E, falando isso a porta da padaria fechou-se às suas costas.

— Agora, vai organizando as prateleiras que eu já saio com a primeira fornada. Preciso que as leve à biblioteca. — Vendo o olhar do garoto a mãe rapidamente acrescentou: — Quatro quadras daqui.

— Tudo bem.

O menino partiu para a cozinha, de onde tirou diversos bolinhos de caramelo e uns pães-de-mel exageradamente enfeitados e levou-os até a vitrine, voltou e recolheu algumas bombas-de-chocolate e uma trufa de maracujá que se esforçou muito para não devorar. Momentos depois o rosto de sua mãe surgiu sobre o balcão:

— Aqui, leve aos seu Héctor, na biblioteca. Vai, vai! — Disse sorrindo e dando tapinhas carinhosos os ombros do menino.

Este o fez, seguiu pela calçada e em poucos segundos suas pernas já bambeavam sob o frio absurdo de Romana. Um garoto moreno passou como um jato em um pequeno trenó que Heitor teve certeza ser muito caro.

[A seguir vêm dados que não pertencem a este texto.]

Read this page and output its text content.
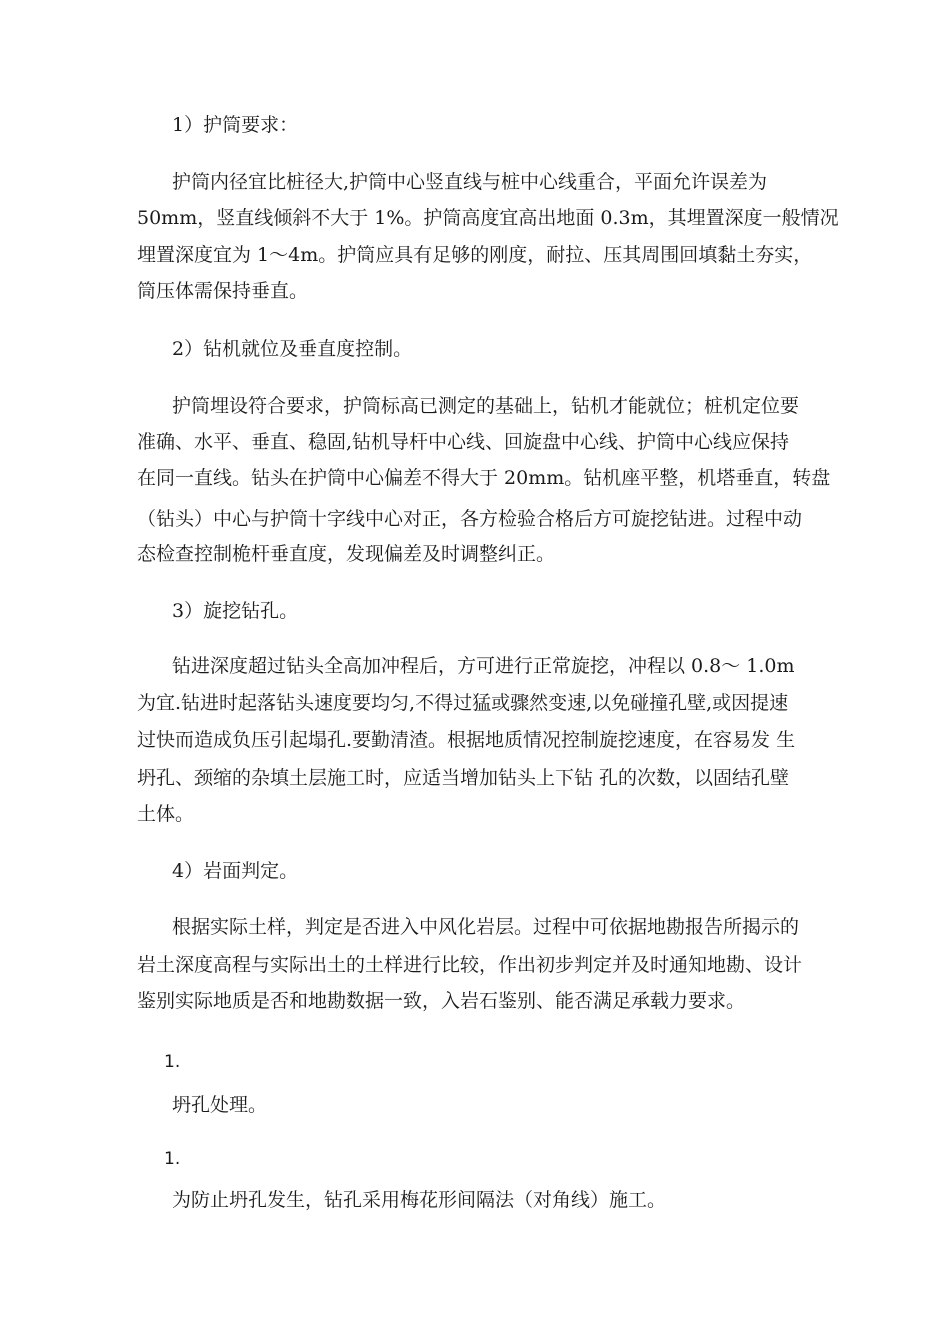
1）护筒要求：
护筒内径宜比桩径大,护筒中心竖直线与桩中心线重合，平面允许误差为
50mm，竖直线倾斜不大于 1%。护筒高度宜高出地面 0.3m，其埋置深度一般情况
埋置深度宜为 1～4m。护筒应具有足够的刚度，耐拉、压其周围回填黏土夯实，
筒压体需保持垂直。
2）钻机就位及垂直度控制。
护筒埋设符合要求，护筒标高已测定的基础上，钻机才能就位；桩机定位要
准确、水平、垂直、稳固,钻机导杆中心线、回旋盘中心线、护筒中心线应保持
在同一直线。钻头在护筒中心偏差不得大于 20mm。钻机座平整，机塔垂直，转盘
（钻头）中心与护筒十字线中心对正，各方检验合格后方可旋挖钻进。过程中动
态检查控制桅杆垂直度，发现偏差及时调整纠正。
3）旋挖钻孔。
钻进深度超过钻头全高加冲程后，方可进行正常旋挖，冲程以 0.8～ 1.0m
为宜.钻进时起落钻头速度要均匀,不得过猛或骤然变速,以免碰撞孔壁,或因提速
过快而造成负压引起塌孔.要勤清渣。根据地质情况控制旋挖速度，在容易发 生
坍孔、颈缩的杂填土层施工时，应适当增加钻头上下钻 孔的次数，以固结孔壁
土体。
4）岩面判定。
根据实际土样，判定是否进入中风化岩层。过程中可依据地勘报告所揭示的
岩土深度高程与实际出土的土样进行比较，作出初步判定并及时通知地勘、设计
鉴别实际地质是否和地勘数据一致，入岩石鉴别、能否满足承载力要求。
1.
坍孔处理。
1.
为防止坍孔发生，钻孔采用梅花形间隔法（对角线）施工。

O menino só fez sorrir para trás e Heitor pode ver os lábios do menino formarem um “foi mal”.

Exatas quatro quadras depois Heitor chegou em frente a velha biblioteca, ela não parecia muito frequentada, mas o menino se alegrou por vê-la. Era um amante da leitura e uma cidade tão fria parecia perfeita para um belo livro e um belo chocolate quente.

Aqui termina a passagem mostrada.